Location: Meat Safety and QualityTitle: Impact of "raised without antibiotics" beef cattle production practices on occurrences of antimicrobial resistance
|ROVIRA, PABLO - Colorado State University|
|Bosilevac, Joseph - Mick|
|MORLEY, PAUL - Colorad0 State University|
|BELK, KEITH - Colorado State University|
Submitted to: Applied and Environmental Microbiology
Publication Type: Peer Reviewed Journal
Publication Acceptance Date: 9/5/2017
Publication Date: 11/1/2017
Citation: Vikram, A., Rovira, P., Agga, G.E., Arthur, T.M., Bosilevac, J.M., Wheeler, T.L., Morley, P., Belk, K., Schmidt, J.W. 2017. Impact of "raised without antibiotics" beef cattle production practices on occurrences of antimicrobial resistance. Applied and Environmental Microbiology. 83:e01682-17. https://doi.org/10.1128/AEM.01682-17.
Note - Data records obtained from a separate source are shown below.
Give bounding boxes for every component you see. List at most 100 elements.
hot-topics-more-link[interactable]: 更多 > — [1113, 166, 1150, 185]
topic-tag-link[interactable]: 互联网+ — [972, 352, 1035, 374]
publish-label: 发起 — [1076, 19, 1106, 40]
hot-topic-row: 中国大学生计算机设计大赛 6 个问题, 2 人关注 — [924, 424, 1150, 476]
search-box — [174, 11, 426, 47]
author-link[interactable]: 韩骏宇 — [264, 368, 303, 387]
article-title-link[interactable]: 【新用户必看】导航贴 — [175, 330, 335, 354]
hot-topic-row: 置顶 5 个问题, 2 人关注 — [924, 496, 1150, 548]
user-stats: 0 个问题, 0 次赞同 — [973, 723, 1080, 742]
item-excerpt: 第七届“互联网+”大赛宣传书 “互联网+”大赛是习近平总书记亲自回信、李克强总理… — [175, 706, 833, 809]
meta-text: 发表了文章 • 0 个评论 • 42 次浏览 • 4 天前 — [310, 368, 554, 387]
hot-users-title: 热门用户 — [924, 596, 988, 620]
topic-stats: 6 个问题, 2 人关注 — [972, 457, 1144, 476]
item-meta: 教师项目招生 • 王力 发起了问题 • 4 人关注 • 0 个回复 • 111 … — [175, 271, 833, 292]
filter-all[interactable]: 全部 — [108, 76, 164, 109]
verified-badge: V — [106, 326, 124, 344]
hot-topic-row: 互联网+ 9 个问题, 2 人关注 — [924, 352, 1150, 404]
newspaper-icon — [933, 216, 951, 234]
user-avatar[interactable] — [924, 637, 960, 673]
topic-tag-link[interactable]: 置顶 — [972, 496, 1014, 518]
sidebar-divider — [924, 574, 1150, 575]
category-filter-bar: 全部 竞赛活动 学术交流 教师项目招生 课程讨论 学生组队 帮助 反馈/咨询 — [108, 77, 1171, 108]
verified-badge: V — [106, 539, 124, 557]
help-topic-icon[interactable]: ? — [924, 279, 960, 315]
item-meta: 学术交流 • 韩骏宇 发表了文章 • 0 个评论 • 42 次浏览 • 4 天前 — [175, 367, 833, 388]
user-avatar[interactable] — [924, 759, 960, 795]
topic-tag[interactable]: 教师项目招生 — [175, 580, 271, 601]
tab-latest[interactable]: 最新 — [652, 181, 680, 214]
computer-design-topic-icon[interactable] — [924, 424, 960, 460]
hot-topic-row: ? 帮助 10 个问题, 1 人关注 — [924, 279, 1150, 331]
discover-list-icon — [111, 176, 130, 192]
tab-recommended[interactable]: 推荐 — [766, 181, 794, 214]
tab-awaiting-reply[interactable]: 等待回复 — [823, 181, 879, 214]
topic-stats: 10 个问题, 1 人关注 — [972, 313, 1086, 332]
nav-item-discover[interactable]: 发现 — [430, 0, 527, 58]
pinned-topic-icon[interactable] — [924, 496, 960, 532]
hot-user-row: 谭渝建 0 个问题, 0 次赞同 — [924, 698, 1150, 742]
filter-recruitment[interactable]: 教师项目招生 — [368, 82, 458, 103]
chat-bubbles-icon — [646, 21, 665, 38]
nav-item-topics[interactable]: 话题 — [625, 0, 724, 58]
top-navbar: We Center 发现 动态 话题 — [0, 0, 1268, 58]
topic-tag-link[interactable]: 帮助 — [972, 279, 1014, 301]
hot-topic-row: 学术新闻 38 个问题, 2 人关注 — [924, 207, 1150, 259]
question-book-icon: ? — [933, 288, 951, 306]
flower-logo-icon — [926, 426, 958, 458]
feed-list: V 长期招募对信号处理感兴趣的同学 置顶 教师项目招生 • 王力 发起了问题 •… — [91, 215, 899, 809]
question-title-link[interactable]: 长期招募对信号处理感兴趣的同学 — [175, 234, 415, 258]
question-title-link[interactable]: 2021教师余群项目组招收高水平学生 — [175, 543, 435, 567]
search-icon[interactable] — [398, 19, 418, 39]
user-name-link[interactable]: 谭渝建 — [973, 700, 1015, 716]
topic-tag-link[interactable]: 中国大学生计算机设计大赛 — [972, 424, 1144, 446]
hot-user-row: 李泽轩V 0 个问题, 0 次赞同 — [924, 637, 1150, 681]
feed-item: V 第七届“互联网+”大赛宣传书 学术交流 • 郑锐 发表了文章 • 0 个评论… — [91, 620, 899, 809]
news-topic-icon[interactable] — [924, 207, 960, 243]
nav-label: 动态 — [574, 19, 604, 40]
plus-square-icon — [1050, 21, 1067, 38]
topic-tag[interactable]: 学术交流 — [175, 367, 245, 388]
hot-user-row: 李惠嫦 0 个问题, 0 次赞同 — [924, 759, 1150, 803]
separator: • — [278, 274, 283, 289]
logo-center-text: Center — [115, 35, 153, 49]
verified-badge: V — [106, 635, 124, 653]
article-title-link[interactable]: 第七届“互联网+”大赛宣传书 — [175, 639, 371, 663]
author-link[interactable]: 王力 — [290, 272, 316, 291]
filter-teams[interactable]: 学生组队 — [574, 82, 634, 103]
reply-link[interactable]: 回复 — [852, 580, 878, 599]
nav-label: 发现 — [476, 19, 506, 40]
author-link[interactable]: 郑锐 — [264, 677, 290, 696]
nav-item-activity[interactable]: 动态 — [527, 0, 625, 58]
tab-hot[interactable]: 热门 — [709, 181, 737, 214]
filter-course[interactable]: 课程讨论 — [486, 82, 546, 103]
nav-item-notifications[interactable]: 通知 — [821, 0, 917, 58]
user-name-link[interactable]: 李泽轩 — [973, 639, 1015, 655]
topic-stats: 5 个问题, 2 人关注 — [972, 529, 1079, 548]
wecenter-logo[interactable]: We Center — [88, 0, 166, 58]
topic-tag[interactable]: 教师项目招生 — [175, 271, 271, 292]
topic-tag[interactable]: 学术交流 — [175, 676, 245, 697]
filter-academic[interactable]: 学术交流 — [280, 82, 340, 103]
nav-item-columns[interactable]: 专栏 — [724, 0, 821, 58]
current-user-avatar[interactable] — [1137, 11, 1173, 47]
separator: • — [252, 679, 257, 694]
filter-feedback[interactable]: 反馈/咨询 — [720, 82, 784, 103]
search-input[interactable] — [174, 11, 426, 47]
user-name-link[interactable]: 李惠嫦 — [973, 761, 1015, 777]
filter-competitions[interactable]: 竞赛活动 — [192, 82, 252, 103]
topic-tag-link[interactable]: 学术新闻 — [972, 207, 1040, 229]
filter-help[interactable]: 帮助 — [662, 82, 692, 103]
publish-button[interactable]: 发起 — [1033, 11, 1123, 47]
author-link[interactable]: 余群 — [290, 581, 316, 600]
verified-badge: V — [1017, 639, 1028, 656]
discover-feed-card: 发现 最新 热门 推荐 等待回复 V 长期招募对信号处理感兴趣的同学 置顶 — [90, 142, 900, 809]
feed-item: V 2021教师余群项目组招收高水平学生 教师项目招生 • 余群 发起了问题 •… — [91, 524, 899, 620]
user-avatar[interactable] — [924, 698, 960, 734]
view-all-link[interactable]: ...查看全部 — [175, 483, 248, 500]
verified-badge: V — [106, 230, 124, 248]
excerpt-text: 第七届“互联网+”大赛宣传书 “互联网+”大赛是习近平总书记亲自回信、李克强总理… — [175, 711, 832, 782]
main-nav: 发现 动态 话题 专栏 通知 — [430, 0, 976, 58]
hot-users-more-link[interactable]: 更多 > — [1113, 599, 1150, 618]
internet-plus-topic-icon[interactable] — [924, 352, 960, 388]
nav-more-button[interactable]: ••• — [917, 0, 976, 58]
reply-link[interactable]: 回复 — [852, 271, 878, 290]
Interpretive Summary: Although the recently implemented (January 2017) regulations are expected to reduce their use, the majority of antimicrobials used in the United States (U.S.) are for food-animal production. Thus, there remains a concern that typical antimicrobial use patterns for food-animal production contribute greatly to the occurrence of antimicrobial resistance (AMR). Fecal AMR levels for U.S. beef cattle produced "conventionally" (no restrictions on antibiotic use other than regulatory compliance) and "raised without antibiotics" (no antimicrobial use including ionophores) were assessed over a 12-month period using cultural and genetic methods. Individual AMR levels were either similar between production systems or slightly elevated in conventional animals. Since the scale of AMR reductions in feces from raised without antibiotics cattle were small or nonexistent, further restrictions on antimicrobial use in U.S. beef production are unlikely to reduce the occurrence of antimicrobial-resistant human infections. However, to ensure judicious antimicrobial use, the animal health, economic, and AMR impacts of shorter duration in-feed antimicrobial administration should be examined.
Technical Abstract: The specific antimicrobial resistance (AMR) decreases that can be expected from reducing antimicrobial (AM) use in U.S. beef production have not been defined. To address this data gap, feces were recovered from 36 lots of “raised without antibiotics” (RWA) and 36 lots of “conventional” (CONV) beef cattle. Samples (n = 719) were collected during harvest and distributed over a year. AMR was assessed by (i) the culture of six AM-resistant bacteria (ARB), (ii) quantitative PCR (qPCR) for 10 AMR genes (ARGs), (iii) a qPCR array of 84 ARGs, and (iv) metagenomic sequencing. Generally, AMR levels were similar, but some were higher in CONV beef cattle. The prevalence of third-generation cephalosporin-resistant (3GCr) Escherichia coli was marginally different between production systems (CONV, 47.5%; RWA, 34.8%; P = 0.04), but the seasonal effect (summer, 92.8%; winter, 48.3%; P < 0.01) was greater. Erythromycin-resistant (ERYr) Enterococcus sp. concentrations significantly differed between production systems (CONV, 1.91 log10 CFU/g; RWA, 0.73 log10 CFU/g; P < 0.01). Levels of aadA1, ant(6)-I, blaACI, erm(A), erm(B), erm(C), erm(F), erm(Q), tet(A), tet(B), tet(M), and tet(X) ARGs were higher (P < 0.05) in the CONV system. Aggregate abundances of all 43 ARGs detected by metagenomic sequencing and the aggregate abundances of ARGs in the aminoglycoside, ß-lactam, macrolide-lincosamidestreptogramin B (MLS), and tetracycline AM classes did not differ (log2 fold change < 1.0) between CONV and RWA systems. These results suggest that further reductions of AM use in U.S. beef cattle production may not yield significant AMR reductions beyond MLS and tetracycline resistance.